John seufzte. »Ich brachte diese Burschen zu der Zeit nach Colorado, als man doch darauf zählen konnte, daß die amerikanische Regierung gegen die Kommunisten kämpft, und ich fragte ein Zimmer voll von ihnen: Wer von euch will aus einem Flugzeug springen und gegen die Chinesen kämpfen, und sie hatten nicht die geringste Ahnung von Fallschirmen und so, doch alle hoben die Hand. Und ich sagte, das sind Jungs nach meinem Geschmack. Genauso war das Marine Corps, bevor es verweichlicht wurde! Wir kamen her und heizten diesen Mördern ein! Bis Birendra uns dann verriet!«
Damit ging er einen weiteren Baum an und hackte drauflos, als habe er die Knie des Königs von Nepal vor sich.
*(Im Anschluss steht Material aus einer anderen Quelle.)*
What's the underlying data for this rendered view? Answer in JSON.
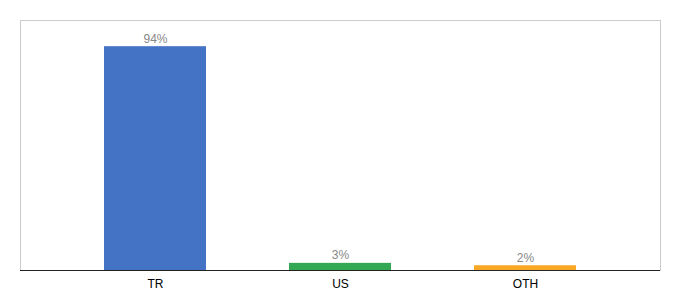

Er murmelte zusammenhanglose Phrasen, mit denen George, wie ich sah, nur wenig anfangen konnte. »Suppe und Kaffee aus Blechdosen und gelaufen, bis ihre Herzen hämmerten!« Hack hack hack. »Hans auf einer Seite und Gurkhas auf der anderen! In alle zwölf Winde verstreut!« Hack hack hack. »Dalai Lama sagt aufhören, aber wer kann sich Birendra ergeben! Pachen schnitt ihm statt dessen die Kehle durch, und ich kann es ihm nicht verdenken! Hätte es selbst tun sollen!« Und er fällte den Baum mit einem wilden Schlag.
In der Hoffnung, ihn ablenken zu können, erwähnte ich auf Tibetanisch, daß wir schon soviel Holz gehackt hatten, wie die Yaks tragen konnten.
»Wir tragen ebenfalls!« schnaubte er mich auf Englisch an und arbeitete weiter wie eine Kettensäge.
Also war es schon später Nachmittag, bevor wir uns in einem kalten Regen wieder talaufwärts schleppten, beladen mit kleinen Kiefern. Ich ließ den Colonel vorausgehen, damit ich die Fragen beantworten konnte, mit denen George mich dann auch bombardierte. Der Colonel und ein paar Khampas, so erklärte ich ihm, hatten den Kampf fortgesetzt, nachdem sich König Birendra Mao unterworfen und der nepalesischen Armee befohlen hatte, den Chinesen zu helfen, die tibetanischen Guerillas in Mustang zu vernichten. Nach diesem Unglück hatten der Colonel und einige Khampas sich in die Berge Tibets zurückgezogen, bis sie in einen Hinterhalt oder so gerieten — der Colonel erinnerte sich nur noch ungenau daran, da er dabei am Kopf verletzt wurde. Er wanderte eine Weile ziellos durch die tibetanische Wildnis, bis er dann über den Paß nach Shambhala kam. Dort hatte Dr. Choendrak ihn geheilt und sein Gedächtnis bis zu einem gewissen Ausmaß wiederhergestellt. »Aber er ist immer noch etwas durcheinander«, sagte ich.